Les thèmes des panels de citoyens sont actuellement décidés par la Commission, qui invite les participants à travailler d’abord en petits groupes, puis en séances plénières, sur des recommandations que l’institution peut prendre en compte lors de l’élaboration de politiques et d’initiatives.
Certains des thèmes choisis, tels que les « mondes virtuels » et la « mobilité à des fins d’apprentissage », sont plus complexes à discuter.
« Le thème des mondes virtuels a été le plus problématique jusqu’à présent, le sujet exigeant des spéculations sur l’avenir quant aux problèmes que ce domaine pourrait engendrer, basées sur peu de contributions d’experts sur les réalités de la question », a expliqué Mme Petit à EURACTIV.
Les organisations de la société civile ont également souligné le fait que les sujets choisis ne reflètent pas nécessairement les priorités des citoyens européens.
Impliquer les organisations de la société civile
« Nous devons nous concentrer davantage sur l’élaboration du programme par les citoyens », a déclaré Patrizia Heidegger, secrétaire générale adjointe du Bureau européen de l’environnement (BEE), lors d’un évènement organisé par le Comité économique et social européen (CESE) au début du mois de mars.
Elle estime que la Commission devrait sonder les préoccupations des citoyens et mieux impliquer les organisations de la société civile lors de la sélection des thèmes des panels. Une plus grande implication de la société civile permettrait également de diversifier l’expertise des panels, qui a tendance à se limiter aux universités et aux groupes de réflexion, et d’améliorer la qualité des délibérations, a poursuivi Mme Heidegger.
Selon Alexandrina Najmowicz, secrétaire générale du Forum civique européen, un problème similaire est apparu lors de la Conférence sur l’avenir de l’Europe, où les organisations de la société civile n’ont pas été activement impliquées dans les panels de citoyens.
« Il semble que ce soit la même situation avec les panels de citoyens qui sont en cours », a-t-elle indiqué à EURACTIV, ajoutant qu’un plus grand engagement des organisations de la société civile aiderait également à rendre les assemblées plus inclusives.

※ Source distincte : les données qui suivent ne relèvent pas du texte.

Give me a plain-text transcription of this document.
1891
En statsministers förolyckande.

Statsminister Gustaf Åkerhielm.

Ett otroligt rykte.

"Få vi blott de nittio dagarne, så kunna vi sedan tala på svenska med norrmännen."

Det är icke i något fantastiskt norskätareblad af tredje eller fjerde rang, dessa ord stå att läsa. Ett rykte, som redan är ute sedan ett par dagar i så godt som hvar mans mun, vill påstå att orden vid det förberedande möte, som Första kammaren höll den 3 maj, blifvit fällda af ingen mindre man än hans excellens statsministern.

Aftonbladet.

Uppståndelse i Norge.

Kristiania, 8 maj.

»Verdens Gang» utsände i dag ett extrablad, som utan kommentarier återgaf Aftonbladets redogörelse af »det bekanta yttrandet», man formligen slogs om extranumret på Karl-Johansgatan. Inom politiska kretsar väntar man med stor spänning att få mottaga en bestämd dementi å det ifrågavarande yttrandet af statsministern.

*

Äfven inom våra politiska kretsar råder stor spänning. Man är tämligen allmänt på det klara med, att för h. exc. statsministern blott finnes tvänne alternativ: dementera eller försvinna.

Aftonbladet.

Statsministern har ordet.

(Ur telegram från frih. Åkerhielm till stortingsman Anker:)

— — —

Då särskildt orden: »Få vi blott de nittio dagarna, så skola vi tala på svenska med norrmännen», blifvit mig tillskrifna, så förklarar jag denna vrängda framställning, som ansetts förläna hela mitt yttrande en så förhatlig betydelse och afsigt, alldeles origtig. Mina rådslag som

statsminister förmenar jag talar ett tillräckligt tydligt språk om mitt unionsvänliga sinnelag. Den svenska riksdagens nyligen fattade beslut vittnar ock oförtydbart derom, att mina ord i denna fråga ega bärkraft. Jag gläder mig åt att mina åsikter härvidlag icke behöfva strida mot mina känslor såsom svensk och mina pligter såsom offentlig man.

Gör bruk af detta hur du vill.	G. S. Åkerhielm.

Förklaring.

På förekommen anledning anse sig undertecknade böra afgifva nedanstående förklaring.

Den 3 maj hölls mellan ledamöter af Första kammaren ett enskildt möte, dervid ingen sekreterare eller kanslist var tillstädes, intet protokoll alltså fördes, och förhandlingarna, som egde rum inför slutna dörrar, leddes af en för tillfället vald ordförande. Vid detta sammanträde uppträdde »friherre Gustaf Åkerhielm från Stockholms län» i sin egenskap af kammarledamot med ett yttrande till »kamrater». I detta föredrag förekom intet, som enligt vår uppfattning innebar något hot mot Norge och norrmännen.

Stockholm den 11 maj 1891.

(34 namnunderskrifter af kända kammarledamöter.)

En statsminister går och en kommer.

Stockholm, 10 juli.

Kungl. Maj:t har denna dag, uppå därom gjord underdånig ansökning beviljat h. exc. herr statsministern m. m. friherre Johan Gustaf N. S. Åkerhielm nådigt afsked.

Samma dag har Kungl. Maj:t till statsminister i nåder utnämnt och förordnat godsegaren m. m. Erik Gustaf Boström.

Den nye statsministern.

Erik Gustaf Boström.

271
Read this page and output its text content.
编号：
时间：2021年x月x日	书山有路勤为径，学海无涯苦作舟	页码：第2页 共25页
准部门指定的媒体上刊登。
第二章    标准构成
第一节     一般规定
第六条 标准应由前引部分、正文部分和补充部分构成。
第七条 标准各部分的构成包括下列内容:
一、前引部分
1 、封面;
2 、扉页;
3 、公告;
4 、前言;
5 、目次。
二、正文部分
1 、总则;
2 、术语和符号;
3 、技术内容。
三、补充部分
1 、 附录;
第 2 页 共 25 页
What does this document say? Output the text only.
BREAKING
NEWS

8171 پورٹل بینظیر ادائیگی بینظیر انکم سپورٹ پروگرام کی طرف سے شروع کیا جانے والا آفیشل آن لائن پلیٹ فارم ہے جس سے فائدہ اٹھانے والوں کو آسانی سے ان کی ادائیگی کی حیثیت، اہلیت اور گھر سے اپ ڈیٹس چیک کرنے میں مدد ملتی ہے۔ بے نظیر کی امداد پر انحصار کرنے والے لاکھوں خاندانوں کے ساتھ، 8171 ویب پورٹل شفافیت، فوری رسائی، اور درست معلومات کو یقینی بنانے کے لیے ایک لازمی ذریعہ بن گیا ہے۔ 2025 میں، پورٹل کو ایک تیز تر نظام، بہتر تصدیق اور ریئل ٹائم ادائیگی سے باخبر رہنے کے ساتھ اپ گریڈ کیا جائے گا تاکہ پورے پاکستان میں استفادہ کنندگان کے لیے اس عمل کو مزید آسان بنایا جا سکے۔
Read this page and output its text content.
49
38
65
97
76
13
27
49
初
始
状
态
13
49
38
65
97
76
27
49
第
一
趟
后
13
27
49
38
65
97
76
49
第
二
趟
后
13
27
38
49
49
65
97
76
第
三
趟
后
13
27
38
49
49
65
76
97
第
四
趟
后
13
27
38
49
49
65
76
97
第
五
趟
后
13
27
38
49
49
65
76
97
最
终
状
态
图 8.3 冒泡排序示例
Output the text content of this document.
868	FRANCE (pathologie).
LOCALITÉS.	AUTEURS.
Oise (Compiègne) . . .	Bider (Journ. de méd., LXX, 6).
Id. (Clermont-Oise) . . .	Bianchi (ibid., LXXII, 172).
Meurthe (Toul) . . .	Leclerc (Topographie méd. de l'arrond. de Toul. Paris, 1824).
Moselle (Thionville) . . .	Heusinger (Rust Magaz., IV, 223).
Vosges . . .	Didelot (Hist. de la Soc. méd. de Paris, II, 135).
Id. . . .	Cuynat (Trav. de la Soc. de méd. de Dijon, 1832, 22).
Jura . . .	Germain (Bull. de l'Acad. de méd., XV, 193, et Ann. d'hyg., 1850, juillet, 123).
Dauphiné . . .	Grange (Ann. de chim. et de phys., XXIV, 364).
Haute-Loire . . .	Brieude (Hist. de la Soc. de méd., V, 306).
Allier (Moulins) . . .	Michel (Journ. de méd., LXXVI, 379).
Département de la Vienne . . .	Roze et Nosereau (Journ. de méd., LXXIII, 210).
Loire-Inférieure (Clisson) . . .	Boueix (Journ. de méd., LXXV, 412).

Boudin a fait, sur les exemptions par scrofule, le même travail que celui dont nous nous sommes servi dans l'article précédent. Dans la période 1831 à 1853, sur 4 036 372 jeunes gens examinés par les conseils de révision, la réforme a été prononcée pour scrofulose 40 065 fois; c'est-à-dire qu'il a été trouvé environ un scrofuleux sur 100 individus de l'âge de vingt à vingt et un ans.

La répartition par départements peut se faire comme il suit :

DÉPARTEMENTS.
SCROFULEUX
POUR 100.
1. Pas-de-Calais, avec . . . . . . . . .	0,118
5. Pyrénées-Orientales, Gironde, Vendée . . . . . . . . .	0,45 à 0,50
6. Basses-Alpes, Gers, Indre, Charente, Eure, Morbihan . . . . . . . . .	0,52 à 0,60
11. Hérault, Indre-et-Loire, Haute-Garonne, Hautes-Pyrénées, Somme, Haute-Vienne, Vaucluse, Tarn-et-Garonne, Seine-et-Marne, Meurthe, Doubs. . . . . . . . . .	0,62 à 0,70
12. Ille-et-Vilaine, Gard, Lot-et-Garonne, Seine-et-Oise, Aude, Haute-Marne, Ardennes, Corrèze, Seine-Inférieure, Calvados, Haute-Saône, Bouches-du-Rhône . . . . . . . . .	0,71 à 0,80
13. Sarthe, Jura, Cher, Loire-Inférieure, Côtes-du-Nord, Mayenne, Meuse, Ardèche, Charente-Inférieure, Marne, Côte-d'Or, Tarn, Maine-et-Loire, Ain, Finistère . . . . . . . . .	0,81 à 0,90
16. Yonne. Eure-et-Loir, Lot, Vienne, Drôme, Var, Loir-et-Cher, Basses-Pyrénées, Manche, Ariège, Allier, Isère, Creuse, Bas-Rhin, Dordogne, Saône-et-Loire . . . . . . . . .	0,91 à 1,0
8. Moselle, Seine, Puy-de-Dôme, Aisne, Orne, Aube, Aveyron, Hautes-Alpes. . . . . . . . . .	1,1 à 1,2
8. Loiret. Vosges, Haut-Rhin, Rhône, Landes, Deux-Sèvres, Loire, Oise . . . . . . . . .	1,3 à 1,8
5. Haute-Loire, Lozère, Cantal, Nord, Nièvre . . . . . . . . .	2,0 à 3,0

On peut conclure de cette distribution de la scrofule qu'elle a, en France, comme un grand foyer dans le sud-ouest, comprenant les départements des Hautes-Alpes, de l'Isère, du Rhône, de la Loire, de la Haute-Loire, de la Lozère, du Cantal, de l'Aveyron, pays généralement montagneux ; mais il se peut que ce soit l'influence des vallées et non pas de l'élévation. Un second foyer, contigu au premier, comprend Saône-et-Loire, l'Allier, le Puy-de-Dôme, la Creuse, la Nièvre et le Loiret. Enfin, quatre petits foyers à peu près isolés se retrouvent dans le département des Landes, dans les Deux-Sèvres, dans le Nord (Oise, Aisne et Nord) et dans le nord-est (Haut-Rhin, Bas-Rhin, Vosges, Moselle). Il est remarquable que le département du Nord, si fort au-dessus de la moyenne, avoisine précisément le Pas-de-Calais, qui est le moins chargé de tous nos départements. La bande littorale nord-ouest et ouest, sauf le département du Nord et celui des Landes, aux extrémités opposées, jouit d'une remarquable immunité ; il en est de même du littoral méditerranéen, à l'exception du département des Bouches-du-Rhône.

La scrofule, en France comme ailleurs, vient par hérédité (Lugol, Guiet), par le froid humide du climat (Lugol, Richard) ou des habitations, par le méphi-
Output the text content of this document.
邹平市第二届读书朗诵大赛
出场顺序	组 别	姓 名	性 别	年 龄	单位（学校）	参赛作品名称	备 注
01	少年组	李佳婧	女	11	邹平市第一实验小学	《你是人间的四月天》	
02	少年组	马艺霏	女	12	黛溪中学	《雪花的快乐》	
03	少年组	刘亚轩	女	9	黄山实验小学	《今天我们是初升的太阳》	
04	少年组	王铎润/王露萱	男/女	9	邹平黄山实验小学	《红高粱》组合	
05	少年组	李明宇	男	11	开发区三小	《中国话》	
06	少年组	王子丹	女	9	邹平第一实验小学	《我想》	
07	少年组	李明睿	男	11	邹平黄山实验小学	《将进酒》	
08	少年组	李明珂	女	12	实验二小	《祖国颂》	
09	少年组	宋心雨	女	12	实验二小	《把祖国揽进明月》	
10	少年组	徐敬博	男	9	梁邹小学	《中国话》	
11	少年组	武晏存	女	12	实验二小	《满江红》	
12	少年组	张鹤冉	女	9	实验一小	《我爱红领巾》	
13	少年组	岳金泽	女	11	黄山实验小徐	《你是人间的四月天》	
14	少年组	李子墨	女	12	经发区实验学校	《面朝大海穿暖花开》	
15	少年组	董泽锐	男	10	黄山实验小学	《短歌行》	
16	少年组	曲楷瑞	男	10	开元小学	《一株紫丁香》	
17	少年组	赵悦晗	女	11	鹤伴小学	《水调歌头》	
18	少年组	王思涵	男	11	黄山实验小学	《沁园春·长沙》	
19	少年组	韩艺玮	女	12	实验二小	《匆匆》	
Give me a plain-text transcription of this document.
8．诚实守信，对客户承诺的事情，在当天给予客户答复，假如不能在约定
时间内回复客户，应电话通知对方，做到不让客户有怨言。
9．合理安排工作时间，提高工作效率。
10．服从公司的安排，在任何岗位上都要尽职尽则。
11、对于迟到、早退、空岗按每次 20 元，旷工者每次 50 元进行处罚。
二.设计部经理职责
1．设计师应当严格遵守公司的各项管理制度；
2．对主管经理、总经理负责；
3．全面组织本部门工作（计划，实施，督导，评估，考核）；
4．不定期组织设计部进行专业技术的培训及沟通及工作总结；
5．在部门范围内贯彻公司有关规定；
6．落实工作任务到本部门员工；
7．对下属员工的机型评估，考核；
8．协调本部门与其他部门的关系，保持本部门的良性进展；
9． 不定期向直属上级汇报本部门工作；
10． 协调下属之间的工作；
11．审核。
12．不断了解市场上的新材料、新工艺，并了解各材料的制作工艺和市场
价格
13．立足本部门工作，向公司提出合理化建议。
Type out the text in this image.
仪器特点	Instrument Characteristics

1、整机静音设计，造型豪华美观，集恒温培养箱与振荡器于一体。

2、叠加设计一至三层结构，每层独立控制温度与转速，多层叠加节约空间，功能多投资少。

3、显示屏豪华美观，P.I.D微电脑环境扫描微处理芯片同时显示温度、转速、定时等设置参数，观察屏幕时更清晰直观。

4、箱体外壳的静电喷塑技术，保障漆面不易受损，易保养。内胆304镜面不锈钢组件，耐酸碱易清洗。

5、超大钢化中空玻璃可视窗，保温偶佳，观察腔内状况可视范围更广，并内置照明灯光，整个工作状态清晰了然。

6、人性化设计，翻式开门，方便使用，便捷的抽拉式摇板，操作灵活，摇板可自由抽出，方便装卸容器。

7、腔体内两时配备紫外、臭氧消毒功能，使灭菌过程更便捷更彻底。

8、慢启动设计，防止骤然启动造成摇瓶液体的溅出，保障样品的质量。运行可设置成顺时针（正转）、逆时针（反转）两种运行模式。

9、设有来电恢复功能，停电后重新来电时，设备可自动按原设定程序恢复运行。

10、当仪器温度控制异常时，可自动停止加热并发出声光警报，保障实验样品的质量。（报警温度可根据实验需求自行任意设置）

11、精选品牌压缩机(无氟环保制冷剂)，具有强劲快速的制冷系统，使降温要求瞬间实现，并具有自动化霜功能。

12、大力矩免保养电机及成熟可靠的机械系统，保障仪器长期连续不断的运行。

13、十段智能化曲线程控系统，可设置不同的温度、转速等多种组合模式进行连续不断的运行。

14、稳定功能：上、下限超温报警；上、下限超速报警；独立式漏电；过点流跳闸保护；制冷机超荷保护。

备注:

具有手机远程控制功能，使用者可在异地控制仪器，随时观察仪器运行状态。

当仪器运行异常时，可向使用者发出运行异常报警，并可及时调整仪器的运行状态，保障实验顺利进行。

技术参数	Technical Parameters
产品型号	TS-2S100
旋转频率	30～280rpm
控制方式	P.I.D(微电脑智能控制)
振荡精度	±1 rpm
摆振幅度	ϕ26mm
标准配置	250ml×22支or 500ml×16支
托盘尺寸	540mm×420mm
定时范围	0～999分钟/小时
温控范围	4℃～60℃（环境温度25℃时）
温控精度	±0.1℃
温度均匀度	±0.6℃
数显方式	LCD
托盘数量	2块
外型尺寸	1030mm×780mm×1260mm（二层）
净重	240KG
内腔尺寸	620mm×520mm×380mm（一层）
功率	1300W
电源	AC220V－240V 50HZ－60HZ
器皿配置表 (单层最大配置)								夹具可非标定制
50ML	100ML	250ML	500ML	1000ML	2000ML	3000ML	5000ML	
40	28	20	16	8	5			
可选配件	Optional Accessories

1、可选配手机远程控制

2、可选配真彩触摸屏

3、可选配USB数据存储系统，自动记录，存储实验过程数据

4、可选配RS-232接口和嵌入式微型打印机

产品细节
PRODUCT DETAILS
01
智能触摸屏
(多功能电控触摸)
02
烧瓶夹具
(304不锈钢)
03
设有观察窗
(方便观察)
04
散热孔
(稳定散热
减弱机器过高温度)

« La sélection aléatoire a ses limites lorsqu’il s’agit d’atteindre les groupes qui sont en marge de la société », a expliqué Mme Najmowicz.
Un modèle à peaufiner
D’après Mme Petit, certains de ces problèmes découlent de la tentative d’organiser les panels de citoyens dans un court laps de temps et dans le cadre du mandat actuel de la Commission.
« Plutôt que d’adapter le processus aux sujets eux-mêmes ou de réfléchir à la manière de concevoir un nouveau processus […], les panels de citoyens européens reproduisent l’expérience du CoFoE sur une plus petite échelle », y compris certains de ses problèmes, a-t-elle déclaré.
La Commission devrait poursuivre ce processus de délibération dans les années à venir.
« Cela signifie que nous pouvons nous attendre à ce que les panels de citoyens européens continuent à s’améliorer au fil du temps », a indiqué Mme Petit.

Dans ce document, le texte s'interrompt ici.